Date Prev | Date Next | Date Index | Thread Index | Author Index | Historical

Re: San Francisco Power Outage

  • From: Brandon Galbraith
  • Date: Tue Jul 24 21:19:23 2007
  • Dkim-signature: a=rsa-sha1; c=relaxed/relaxed; d=gmail.com; s=beta; h=domainkey-signature:received:received:message-id:date:from:to:subject:cc:in-reply-to:mime-version:content-type:references; b=EdZJQguhOQDc/RzsAGhWCiST5l3l3KJ+NVz12Li2B7o+XUwDWjjLpKCkfqIlha9YAeDMbB3U/q4wmBgXsWqEWoDV2Xs0jejsOIHHMcy09dkN+oIeQjRE/TEe+UPHMJzgNGMeQ9/HFwehXmy2Es8WiaQ46cgxDvzJs9LO/iF3OKw=
  • Domainkey-signature: a=rsa-sha1; c=nofws; d=gmail.com; s=beta; h=received:message-id:date:from:to:subject:cc:in-reply-to:mime-version:content-type:references; b=HXkkioK3vECJ4HPjIjgDOxS0pPM7gtlY0Cf5pG+2/B9VxwiP31mQbfz7NA94md5btdVzOAw/64n7zohQogUKkNwbHz4VNXRFvKl5ha5dK322hXs4id3NwB5pOR9Rc1wFKbZIIJut8Ib169cBRIO4x9aALi1jAR97eOBQSPX9trA=


On 7/24/07, Seth Mattinen <[email protected]> wrote:

I have a question: does anyone seriously accept "oh, power trouble" as a
reason your servers went offline? Where's the generators? UPS? Testing
said combination of UPS and generators? What if it was important?
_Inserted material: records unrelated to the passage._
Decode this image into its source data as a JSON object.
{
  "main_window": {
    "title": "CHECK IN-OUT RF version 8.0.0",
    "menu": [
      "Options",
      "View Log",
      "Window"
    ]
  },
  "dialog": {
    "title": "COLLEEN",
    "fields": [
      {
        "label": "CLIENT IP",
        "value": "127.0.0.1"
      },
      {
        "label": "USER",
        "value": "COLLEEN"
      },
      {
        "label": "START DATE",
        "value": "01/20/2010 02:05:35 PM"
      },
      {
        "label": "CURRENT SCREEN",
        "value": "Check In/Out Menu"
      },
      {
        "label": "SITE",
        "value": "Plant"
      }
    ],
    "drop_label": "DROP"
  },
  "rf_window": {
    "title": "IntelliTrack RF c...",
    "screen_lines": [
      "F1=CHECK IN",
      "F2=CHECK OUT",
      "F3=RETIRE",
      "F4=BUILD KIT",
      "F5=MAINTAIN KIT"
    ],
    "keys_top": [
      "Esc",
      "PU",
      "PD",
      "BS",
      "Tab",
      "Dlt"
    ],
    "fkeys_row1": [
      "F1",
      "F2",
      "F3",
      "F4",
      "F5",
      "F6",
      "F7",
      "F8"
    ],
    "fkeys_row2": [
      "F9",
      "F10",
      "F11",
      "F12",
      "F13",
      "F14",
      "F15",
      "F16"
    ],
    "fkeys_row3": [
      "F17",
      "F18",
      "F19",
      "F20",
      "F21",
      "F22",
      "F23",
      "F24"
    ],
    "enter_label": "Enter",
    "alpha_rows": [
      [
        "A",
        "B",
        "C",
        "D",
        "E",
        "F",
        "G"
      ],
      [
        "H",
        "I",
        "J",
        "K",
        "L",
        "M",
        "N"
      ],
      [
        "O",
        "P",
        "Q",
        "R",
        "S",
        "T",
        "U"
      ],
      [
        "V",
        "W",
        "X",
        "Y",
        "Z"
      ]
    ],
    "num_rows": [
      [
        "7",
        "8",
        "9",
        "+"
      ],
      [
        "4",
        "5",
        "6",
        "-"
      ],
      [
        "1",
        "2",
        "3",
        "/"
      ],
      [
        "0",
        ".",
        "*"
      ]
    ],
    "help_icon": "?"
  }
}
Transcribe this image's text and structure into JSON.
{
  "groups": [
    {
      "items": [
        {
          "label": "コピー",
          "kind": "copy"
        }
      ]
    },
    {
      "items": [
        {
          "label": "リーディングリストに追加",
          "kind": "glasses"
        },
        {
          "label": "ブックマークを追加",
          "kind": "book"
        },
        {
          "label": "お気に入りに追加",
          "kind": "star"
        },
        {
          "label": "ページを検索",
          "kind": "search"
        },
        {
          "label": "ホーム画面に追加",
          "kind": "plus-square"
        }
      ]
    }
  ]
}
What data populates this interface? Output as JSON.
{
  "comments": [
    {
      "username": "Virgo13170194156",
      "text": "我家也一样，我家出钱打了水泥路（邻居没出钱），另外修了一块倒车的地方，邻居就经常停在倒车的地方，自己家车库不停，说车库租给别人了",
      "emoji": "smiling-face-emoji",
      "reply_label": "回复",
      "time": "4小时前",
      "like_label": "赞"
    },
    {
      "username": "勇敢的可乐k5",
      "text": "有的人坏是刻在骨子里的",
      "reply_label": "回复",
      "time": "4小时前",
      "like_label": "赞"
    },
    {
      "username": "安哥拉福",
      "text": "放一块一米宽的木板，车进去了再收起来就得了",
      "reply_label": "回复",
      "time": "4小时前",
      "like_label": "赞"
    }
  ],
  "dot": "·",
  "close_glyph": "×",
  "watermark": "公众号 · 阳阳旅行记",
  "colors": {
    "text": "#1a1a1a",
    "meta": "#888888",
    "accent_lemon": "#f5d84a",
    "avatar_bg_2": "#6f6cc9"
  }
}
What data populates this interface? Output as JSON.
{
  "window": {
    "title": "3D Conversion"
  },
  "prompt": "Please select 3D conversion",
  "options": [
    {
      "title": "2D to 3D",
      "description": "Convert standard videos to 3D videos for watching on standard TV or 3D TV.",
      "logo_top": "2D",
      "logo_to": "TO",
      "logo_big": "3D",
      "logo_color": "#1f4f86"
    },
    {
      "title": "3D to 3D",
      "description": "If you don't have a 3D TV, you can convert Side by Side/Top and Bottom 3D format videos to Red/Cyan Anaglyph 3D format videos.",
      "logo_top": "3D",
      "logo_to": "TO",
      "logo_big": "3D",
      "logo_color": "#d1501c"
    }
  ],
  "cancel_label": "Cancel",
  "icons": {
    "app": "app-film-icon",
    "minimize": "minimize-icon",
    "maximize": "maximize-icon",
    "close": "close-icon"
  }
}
I
honestly find it hard to believe anyone runs a facility like that and
people actually *pay* for it.

If you do accept this is a good reason for failure, why?

~Seth

I'm unable to find a link at the moment, but many moons ago power was lost at the 350 E Cermak Equinix facility in Chicago. At the time, we didn't have production equipment there (only a firewall in a shared colo cage/cabinet). This occured on a Friday evening and lasted for quite some time into Saturday morning because their generators would start up but would refuse to continue running. I believe the root cause was a problem related to insulation on the power cables somewhere. I understand testing is done frequently, but I'm also aware that if I want full redundancy, I'm going to have two physically separate locations. There are some events you can't plan for, as well as failure modes that aren't easily/quickly resolved.

-brandon